While it’s super easy, there are some major downsides:
- You can’t edit the tracking URL after a Custom Conversion has been created.
- You can’t delete them.
- You’re limited to 20 per account for now.
That means if you put in the wrong URL, then the useless Custom Conversion will forever sit in your account reminding you of your failure. FAILURE. Sad…
I’ve found they’re really good for when you’re managing someone else’s Facebook ad campaigns, and you don’t have easy access to their site. You can use Custom Conversions to setup conversion tracking on the fly.
You can use them together.
It’s possible to use Custom Conversions on top of Standard Events if you wanted to track purchases over $50 or other more detailed actions. Here’s a guide on how to do that.
This is a strategy I developed back when Conversion Pixels were cool, and has become even more useful with Standard Events. Instead of only tracking purchases or leads, why not track key page views, or even a series of them?
Sales are not binary (aka buy or not buy). Companies like ClickFunnels exist because marketers want to understand where the drop-off is in their sales processes, when normally they only know how many people visit the site and how many of those purchase.
For instance, what if the call to action on your landing page is to click for pricing, and then on the pricing page they can purchase? If you’re only tracking purchases, then you don’t know when one ad convinces more people to click through to the purchase page than all the others. With that knowledge you can start to optimize.
It’s one thing to know that someone who saw or clicked your ad purchased, but it’s another to know that another ten people made it to the last step of your funnel and DIDN’T purchase.
Adding the Facebook Pixel to your site
I’m only touching on this briefly because it’s not the point of this post, and there’s actually some really great documentation for doing this
- Create the pixel (if you haven’t already).
- Copy and paste it between the <head> </head> tags on any page you want to track.
WordPress Plugin: Per Page Add to Head
If your theme doesn’t have built-in functionality for adding code to the head, use a plugin. It’s really important that it has the ability to add to each individual page, as opposed to only site-wide. The one above is super simple and works great.
Squarespace: Code Injection
They’ve got it built into the platform, so use it.
Knowing if you added it correctly.
It’s really easy. There’s a plugin for Chrome (download it here) that detects when there’s a Facebook Pixel on any URL you have open. Facebook has a guide on using it, but I’ll cover the basics here since there’s not much to it.
Once it’s installed, you’ll see a little blue button in your browser. If you’re on a site with a pixels, it will show a green number.

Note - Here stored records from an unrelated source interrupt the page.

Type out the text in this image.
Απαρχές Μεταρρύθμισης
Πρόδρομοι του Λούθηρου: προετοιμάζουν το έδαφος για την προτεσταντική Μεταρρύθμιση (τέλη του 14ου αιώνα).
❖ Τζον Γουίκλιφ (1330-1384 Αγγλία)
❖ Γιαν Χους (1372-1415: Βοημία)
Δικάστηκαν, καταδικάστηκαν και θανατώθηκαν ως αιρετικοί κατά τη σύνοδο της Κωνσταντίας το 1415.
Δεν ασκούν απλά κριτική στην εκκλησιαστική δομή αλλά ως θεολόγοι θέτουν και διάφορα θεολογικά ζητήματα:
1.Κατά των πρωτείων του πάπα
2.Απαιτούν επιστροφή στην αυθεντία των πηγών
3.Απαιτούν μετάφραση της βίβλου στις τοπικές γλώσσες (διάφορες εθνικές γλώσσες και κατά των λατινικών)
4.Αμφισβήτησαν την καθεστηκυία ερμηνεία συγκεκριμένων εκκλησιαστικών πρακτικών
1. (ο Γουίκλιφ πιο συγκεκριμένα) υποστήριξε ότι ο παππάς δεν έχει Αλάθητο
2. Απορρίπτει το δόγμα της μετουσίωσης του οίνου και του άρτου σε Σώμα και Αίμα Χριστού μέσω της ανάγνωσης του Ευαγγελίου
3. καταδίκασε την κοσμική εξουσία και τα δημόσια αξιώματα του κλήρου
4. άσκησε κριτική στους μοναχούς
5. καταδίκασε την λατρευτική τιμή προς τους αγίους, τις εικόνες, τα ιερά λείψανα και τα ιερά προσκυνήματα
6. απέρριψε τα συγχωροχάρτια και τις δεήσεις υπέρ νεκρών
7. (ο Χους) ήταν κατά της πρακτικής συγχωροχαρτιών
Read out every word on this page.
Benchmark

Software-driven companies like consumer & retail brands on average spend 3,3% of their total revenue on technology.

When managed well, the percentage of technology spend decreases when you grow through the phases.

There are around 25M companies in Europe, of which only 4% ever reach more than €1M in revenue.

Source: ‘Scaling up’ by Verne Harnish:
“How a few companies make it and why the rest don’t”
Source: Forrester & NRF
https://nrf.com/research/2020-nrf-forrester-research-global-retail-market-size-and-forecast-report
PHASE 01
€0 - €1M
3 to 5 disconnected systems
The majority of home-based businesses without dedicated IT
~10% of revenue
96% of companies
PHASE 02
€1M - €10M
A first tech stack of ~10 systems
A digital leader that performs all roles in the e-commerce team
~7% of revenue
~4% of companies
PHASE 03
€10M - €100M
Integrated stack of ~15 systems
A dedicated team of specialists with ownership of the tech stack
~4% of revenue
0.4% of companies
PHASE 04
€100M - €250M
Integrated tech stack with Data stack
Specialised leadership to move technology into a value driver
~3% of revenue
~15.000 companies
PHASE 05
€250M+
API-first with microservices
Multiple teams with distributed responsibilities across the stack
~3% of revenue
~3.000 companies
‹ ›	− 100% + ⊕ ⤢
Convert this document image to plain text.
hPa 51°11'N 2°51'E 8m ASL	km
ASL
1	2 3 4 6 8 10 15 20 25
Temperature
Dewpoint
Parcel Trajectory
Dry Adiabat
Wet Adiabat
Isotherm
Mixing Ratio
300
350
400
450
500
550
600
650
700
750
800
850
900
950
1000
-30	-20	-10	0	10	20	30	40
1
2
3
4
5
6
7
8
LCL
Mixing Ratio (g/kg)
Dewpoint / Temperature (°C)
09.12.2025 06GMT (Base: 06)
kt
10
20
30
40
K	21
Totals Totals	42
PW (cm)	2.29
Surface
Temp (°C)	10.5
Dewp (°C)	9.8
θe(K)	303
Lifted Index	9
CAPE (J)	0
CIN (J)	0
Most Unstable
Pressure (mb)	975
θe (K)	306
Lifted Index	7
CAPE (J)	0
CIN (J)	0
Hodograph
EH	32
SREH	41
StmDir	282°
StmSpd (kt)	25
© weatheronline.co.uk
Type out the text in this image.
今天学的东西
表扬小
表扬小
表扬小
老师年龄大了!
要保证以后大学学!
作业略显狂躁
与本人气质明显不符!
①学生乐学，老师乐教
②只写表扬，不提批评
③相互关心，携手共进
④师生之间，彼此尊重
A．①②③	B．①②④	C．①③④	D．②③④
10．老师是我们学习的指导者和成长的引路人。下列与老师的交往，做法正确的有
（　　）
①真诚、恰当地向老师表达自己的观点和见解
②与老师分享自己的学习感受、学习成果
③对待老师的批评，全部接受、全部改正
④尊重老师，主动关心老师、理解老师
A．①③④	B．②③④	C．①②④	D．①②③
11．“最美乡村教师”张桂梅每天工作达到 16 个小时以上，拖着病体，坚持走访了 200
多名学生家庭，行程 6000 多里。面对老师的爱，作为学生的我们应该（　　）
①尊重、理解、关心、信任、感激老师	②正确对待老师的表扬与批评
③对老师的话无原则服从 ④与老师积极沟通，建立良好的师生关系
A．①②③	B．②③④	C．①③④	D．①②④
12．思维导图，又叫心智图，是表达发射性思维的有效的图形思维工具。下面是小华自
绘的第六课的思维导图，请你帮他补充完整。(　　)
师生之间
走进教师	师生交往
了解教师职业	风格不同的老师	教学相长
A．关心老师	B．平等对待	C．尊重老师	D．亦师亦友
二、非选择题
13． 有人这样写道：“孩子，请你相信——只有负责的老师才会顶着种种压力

The site you’re seeing below is on a thank you page people see after registering for a webinar, so it’s also tracking a “Complete Registration” Standard Event. More on that below..
That wasn’t so bad, was it?
I suggest you start using Standard Events immediately. Put aside some time in your calendar to replace all your old Conversion Pixels. Easy peasy. If it gets to mid-2016 and your tracking stops working in the middle of a campaign, you’re going to be upset.
In the comments, let’s see who’s racked up the most garbage Custom Conversions. I think I’m sitting at 3. Anyone have me beat??